Danno da emotrasfusioni: tra indennizzo e risarcimento del danno

Danno da emotrasfusioni: tra indennizzo e risarcimento del danno

Sommario: 1. Introduzione – 2. Indennizzo ex Legge 210/1992 e risarcimento del danno e i relativi oneri probatori – 3. Risarcimento dei danni da emotrasfusione agli eredi in caso di decesso di un familiare

 

1. Introduzione

Quando si parla di “danno da emotrasfusione” si fa riferimento al danno alla salute provocato al paziente a causa di una trasfusione effettuata con sangue infetto – circostanza questa che comporta l’insorgere di malattie quali l’epatite virale o l’HIV, malattie particolarmente gravi in grado di incidere sulla qualità della vita della vittima, causandone, nei casi più gravi, addirittura la morte.

Sul tema, numerosi sono stati i casi riguardanti pazienti che, a seguito di emotrasfusione, avessero contratto l’epatite C – malattia del fegato detta anche HCV – la quale può sfociare, se non adeguatamente curata, in cirrosi epatica, insufficienza epatica e tumore del fegato o, addirittura, condurre alla morte (v. ex ultimis, Cass. civ., III sez., sent. del 28 marzo 2024, n. 8429: In seguito ad un incidente stradale, la vittima era stata sottoposta ad un intervento chirurgico e cinque emotrasfusioni, a seguito delle quali, successivamente, gli era stata diagnostica l’epatite da virus HCV) .

2. Indennizzo ex Legge 210/1992 e risarcimento del danno e i relativi oneri probatori

L’ordinamento italiano dà la possibilità al paziente che abbia subito danni irreversibili a causa di una emotrasfusione con sangue infetto di ottenere un indennizzo –  la somma, dunque, che verrà corrisposta al fine di fornire ristoro alla menomazione  del diritto alla salute ex art. 32 Cost., subita a causa dell’emotrasfusione, prescindendo da qualsivoglia profilo di responsabilità.

Una volta ottenuto l’indennizzo, la vittima che non si reputi integralmente  soddisfatta potrà agire, a titolo di risarcimento, nei confronti della struttura ospedaliera o  del ministero della salute per ottenere il risarcimento di tutti i danni patrimoniali e non patrimoniali subiti.

Per quanto attiene all’iter amministrativo, la normativa di riferimento è la L. 210/1992 e ss. mod., la cui ratio è quella di garantire un indennizzo, posto a carico dello Stato e ispirato al principio della solidarietà sociale, a coloro che abbiano riportato gravi danni in conseguenza di determinati trattamenti sanitari ai quali si siano sottoposti (art. 1, co. 1 L. 210/92).

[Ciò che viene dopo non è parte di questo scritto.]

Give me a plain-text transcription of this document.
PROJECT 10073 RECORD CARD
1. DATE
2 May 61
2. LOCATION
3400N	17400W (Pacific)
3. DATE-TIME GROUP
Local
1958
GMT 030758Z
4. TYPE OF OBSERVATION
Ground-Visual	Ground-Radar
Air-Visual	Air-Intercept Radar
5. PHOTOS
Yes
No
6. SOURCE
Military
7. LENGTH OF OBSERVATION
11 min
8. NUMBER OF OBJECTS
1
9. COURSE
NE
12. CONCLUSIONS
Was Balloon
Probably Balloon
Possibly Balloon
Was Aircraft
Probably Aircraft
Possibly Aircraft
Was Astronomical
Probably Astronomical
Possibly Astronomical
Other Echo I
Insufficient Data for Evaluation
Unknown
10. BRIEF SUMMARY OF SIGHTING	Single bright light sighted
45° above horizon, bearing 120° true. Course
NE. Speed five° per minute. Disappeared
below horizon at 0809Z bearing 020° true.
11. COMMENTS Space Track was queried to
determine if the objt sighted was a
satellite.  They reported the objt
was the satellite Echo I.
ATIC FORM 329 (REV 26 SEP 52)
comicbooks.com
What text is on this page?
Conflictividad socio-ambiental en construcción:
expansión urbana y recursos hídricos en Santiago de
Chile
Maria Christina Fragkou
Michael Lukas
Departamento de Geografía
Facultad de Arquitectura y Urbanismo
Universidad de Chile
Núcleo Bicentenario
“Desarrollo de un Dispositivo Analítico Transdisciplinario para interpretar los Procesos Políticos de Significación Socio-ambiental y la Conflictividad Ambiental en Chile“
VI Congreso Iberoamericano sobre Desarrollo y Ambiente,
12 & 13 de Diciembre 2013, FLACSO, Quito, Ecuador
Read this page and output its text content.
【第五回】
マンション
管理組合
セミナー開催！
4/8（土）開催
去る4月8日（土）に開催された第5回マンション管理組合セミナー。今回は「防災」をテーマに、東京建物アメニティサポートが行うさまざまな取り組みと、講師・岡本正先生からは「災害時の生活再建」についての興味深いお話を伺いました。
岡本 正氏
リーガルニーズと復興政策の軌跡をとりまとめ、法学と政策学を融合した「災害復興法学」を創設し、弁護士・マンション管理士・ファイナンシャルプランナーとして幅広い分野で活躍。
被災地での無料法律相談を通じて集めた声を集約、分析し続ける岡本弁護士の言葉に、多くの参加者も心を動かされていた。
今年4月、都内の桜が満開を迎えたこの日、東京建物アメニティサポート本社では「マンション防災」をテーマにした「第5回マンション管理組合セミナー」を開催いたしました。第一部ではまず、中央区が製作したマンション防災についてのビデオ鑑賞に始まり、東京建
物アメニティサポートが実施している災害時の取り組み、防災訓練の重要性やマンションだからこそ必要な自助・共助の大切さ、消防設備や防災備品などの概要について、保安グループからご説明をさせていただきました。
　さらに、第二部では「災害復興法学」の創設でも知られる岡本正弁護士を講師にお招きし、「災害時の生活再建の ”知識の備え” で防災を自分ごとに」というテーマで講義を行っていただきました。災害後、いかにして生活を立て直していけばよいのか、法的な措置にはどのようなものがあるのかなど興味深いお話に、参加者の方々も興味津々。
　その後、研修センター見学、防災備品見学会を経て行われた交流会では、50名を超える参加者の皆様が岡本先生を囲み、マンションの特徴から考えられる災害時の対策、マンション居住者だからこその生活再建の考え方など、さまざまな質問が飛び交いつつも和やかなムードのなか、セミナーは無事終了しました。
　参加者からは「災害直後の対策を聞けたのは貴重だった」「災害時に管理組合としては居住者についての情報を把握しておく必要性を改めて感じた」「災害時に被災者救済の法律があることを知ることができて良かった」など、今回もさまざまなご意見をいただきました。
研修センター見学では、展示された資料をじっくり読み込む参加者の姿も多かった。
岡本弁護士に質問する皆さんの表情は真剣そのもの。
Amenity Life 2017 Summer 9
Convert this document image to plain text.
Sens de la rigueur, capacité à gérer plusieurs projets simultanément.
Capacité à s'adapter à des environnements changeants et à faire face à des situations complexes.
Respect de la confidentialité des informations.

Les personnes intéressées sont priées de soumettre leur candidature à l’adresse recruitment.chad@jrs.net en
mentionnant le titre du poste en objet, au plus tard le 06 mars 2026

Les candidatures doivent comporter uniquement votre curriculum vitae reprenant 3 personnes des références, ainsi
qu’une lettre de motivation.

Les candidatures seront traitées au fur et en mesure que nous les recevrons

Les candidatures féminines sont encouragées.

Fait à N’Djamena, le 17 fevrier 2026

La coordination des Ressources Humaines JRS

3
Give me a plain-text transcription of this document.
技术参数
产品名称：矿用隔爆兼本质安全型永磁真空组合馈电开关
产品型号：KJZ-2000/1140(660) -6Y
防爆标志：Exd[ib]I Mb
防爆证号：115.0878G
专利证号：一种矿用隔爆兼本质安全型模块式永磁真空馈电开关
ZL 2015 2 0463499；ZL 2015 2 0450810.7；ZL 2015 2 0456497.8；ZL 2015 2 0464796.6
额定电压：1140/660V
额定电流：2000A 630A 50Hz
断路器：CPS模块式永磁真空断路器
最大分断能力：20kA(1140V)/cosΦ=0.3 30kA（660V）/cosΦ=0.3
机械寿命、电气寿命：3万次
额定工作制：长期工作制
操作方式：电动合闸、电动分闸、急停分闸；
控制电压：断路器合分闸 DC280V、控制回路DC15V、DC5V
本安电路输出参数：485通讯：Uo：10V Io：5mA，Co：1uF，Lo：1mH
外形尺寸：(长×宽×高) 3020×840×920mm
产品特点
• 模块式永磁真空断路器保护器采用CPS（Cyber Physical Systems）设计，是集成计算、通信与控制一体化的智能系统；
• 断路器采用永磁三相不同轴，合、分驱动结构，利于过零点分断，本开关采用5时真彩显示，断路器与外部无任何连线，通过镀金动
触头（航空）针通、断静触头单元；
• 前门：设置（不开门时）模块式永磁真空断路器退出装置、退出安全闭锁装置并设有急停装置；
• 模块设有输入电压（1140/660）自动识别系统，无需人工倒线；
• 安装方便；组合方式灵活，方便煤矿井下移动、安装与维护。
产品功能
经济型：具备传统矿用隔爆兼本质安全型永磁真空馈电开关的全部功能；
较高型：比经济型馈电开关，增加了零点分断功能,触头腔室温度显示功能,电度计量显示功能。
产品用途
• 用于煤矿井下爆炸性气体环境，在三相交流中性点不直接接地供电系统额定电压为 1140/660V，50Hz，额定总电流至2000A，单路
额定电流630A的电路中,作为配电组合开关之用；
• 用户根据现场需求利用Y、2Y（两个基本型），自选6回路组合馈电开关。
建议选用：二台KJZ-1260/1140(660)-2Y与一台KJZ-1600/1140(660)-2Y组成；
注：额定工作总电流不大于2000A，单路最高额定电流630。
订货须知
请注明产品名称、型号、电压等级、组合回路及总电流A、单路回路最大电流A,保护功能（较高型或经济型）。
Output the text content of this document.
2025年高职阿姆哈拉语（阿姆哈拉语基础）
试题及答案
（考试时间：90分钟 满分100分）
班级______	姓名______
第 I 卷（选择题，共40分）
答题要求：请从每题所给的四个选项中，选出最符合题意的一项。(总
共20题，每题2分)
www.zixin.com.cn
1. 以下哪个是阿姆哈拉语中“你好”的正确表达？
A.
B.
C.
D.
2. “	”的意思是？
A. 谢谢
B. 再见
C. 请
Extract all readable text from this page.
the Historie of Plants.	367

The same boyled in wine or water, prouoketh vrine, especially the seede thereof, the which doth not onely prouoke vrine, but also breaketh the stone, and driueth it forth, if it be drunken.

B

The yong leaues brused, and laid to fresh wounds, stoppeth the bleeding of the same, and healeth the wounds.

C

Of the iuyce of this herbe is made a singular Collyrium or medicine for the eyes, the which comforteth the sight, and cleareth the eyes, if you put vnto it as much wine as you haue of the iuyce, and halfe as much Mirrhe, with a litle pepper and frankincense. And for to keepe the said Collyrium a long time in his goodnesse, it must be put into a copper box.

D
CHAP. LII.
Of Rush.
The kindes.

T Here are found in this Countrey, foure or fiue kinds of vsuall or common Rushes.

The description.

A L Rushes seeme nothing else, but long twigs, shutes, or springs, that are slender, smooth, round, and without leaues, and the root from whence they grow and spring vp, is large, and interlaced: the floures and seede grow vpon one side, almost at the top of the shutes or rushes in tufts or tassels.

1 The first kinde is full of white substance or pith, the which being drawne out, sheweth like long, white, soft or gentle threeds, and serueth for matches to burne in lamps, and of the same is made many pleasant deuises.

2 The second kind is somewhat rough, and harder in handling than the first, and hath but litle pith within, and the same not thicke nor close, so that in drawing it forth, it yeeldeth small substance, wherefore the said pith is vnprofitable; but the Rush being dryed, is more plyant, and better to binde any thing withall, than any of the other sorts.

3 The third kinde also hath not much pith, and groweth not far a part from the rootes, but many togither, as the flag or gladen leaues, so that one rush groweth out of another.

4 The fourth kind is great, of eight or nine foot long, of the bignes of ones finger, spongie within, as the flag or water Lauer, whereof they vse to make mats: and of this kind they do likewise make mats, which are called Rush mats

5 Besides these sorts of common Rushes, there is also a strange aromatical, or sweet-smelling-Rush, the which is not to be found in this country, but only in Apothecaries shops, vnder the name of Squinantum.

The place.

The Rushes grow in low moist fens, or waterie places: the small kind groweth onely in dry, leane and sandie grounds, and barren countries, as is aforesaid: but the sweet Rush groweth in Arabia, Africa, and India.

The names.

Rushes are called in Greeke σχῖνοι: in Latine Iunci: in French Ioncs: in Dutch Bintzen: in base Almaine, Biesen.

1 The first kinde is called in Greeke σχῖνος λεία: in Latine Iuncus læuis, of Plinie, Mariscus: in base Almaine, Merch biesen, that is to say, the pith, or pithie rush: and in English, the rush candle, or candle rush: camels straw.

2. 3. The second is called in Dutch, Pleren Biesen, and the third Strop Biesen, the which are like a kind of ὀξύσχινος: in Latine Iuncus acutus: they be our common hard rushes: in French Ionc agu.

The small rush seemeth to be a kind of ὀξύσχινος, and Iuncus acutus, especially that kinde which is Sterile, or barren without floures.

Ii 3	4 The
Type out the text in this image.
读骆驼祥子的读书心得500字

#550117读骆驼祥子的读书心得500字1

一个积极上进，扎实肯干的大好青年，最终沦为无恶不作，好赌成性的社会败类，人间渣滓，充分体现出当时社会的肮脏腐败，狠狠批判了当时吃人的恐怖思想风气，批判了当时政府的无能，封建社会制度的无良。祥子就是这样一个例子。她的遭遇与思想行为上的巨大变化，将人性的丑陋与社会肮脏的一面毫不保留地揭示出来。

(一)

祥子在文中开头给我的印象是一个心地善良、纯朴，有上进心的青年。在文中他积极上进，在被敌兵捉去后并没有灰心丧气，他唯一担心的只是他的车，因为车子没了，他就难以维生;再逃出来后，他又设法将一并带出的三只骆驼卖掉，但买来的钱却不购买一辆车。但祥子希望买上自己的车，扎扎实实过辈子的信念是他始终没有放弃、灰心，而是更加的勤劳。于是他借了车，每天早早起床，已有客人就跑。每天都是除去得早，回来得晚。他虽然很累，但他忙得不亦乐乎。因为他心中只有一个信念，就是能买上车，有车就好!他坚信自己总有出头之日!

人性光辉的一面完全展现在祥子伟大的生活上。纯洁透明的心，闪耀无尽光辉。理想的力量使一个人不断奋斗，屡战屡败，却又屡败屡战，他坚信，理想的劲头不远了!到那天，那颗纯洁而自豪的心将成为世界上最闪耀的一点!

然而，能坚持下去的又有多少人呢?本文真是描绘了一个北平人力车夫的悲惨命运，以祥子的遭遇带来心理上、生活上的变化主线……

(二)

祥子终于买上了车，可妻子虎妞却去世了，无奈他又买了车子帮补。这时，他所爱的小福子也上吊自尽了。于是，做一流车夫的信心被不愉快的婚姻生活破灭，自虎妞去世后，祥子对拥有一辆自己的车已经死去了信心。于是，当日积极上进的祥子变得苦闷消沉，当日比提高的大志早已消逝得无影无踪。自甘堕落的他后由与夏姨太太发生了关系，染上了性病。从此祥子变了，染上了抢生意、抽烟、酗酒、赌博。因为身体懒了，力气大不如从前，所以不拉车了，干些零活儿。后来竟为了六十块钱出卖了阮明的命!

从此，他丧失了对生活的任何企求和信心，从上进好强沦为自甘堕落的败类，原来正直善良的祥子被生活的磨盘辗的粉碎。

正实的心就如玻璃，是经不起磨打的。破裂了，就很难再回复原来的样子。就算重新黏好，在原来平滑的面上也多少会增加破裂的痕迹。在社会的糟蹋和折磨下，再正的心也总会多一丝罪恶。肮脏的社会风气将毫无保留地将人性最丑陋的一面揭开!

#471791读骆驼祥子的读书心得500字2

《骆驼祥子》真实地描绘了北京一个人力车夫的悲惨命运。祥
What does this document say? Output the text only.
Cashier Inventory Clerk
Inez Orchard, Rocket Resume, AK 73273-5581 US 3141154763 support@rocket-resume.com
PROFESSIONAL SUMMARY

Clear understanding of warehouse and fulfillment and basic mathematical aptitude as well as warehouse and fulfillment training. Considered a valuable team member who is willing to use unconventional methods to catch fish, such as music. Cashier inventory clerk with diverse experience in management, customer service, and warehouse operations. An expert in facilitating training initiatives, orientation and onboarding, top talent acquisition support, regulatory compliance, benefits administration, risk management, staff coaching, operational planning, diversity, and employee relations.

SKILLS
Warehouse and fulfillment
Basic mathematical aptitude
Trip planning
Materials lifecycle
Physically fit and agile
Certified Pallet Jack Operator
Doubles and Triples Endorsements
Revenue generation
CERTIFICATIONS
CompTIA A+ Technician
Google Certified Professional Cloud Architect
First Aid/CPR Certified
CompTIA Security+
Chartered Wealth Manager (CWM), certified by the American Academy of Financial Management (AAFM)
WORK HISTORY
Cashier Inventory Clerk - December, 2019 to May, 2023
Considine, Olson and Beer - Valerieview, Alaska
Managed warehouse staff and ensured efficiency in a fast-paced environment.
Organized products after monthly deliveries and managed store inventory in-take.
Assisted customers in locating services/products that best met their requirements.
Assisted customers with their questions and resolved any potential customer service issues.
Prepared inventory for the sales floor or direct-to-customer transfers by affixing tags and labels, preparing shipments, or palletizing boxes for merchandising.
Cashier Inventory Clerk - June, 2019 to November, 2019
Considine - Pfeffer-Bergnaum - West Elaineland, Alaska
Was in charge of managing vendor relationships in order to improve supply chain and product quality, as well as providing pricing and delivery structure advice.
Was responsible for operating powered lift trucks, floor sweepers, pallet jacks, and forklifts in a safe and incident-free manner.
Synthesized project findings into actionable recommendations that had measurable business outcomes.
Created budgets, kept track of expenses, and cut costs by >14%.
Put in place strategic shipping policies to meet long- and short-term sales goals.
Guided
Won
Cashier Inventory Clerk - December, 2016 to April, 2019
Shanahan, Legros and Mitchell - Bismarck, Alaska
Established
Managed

Nel caso di epatiti post-trasfusionali, il diritto all’indennizzo trova espresso riconoscimento nel co. 3, dell’art. 1 della predetta legge, il quale statuisce che “I benefici di cui alla presente legge spettano altresì a coloro che presentino danni irreversibili da epatiti post-trasfusionali.”

Tale indennizzo è erogato a prescindere dal reddito del richiedente, è esente dalle imposte sui redditi ed è cumulabile con altre eventuali provvidenze economiche percepite a qualsiasi titolo.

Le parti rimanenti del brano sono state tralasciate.